Satwik and Chirag are second seeds and will be raring to go after missing out at what turned out to be a very open men’s doubles field at the Worlds. However, they are placed in a tricky quarter.
The Indians start against last year’s All England champions Muhammad Shohibul Fikri and Bagas Maulana of Indonesia, who they lead 3-1 but lost to the last time they played at the Thailand Open in June.
Also in their section are ‘Daddies’ Hendra Setiawan & Mohammad Ahsan and reigning world champions Kang Min-hyuk and Seo Seung-jae, seeded sixth and coming in great form. (Seo won both the men’s and mixed doubles gold medals at Worlds, on the same day).
However, Satwik and Chirag are capable enough to see off these threats and make a good run in China, may be even going for the world No 1 ranking which is within their grasp.
The other Indian pair in action is MS Arjun and Dhruv Kapila, who start against Keiichiro Matsui and Yoshinori Takeuchi, a Japanese pair they have beaten in their only encounter before. A win will pit them against fifth seeds and former world champions Takuro Hoki and Yugo Kobayashi.
Treesa Jolly and Gayatri Gopichand are the only Indians in the women’s doubles draw and have drawn the shortest stick there is.

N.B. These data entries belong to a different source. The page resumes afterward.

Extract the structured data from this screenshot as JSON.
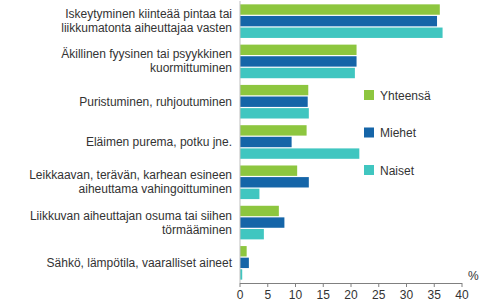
{
  "chart_data": {
    "type": "bar",
    "orientation": "horizontal",
    "categories": [
      "Iskeytyminen kiinteää pintaa tai liikkumatonta aiheuttajaa vasten",
      "Äkillinen fyysinen tai psyykkinen kuormittuminen",
      "Puristuminen, ruhjoutuminen",
      "Eläimen purema, potku jne.",
      "Leikkaavan, terävän, karhean esineen aiheuttama vahingoittuminen",
      "Liikkuvan aiheuttajan osuma tai siihen törmääminen",
      "Sähkö, lämpötila, vaaralliset aineet"
    ],
    "series": [
      {
        "name": "Yhteensä",
        "color": "#8dc63f",
        "values": [
          36,
          21,
          12.3,
          12,
          10.3,
          7,
          1.2
        ]
      },
      {
        "name": "Miehet",
        "color": "#1565a8",
        "values": [
          35.5,
          21,
          12.2,
          9.3,
          12.4,
          8,
          1.6
        ]
      },
      {
        "name": "Naiset",
        "color": "#40c6c0",
        "values": [
          36.5,
          20.7,
          12.4,
          21.5,
          3.5,
          4.3,
          0.4
        ]
      }
    ],
    "x_label": "%",
    "xlim": [
      0,
      40
    ],
    "xticks": [
      0,
      5,
      10,
      15,
      20,
      25,
      30,
      35,
      40
    ],
    "grid": false,
    "legend": "right"
  }
}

The Indians start against Chen Qing Chen and Jia Yi Fan, the Chinese top seeds who just won their third straight world title. They played in the third round of the Worlds a week back and the Indians lost 14-21, 9-21.
Sikki Reddy and Rohan Kapoor are the only Indian pair in mixed doubles and they start off against Chen Tang Jie and Toh Ee Wei of Malaysia (H2H 0-0). A win will likely pit them against sixth seeds Kim Won Ho and Jeong Na Eun.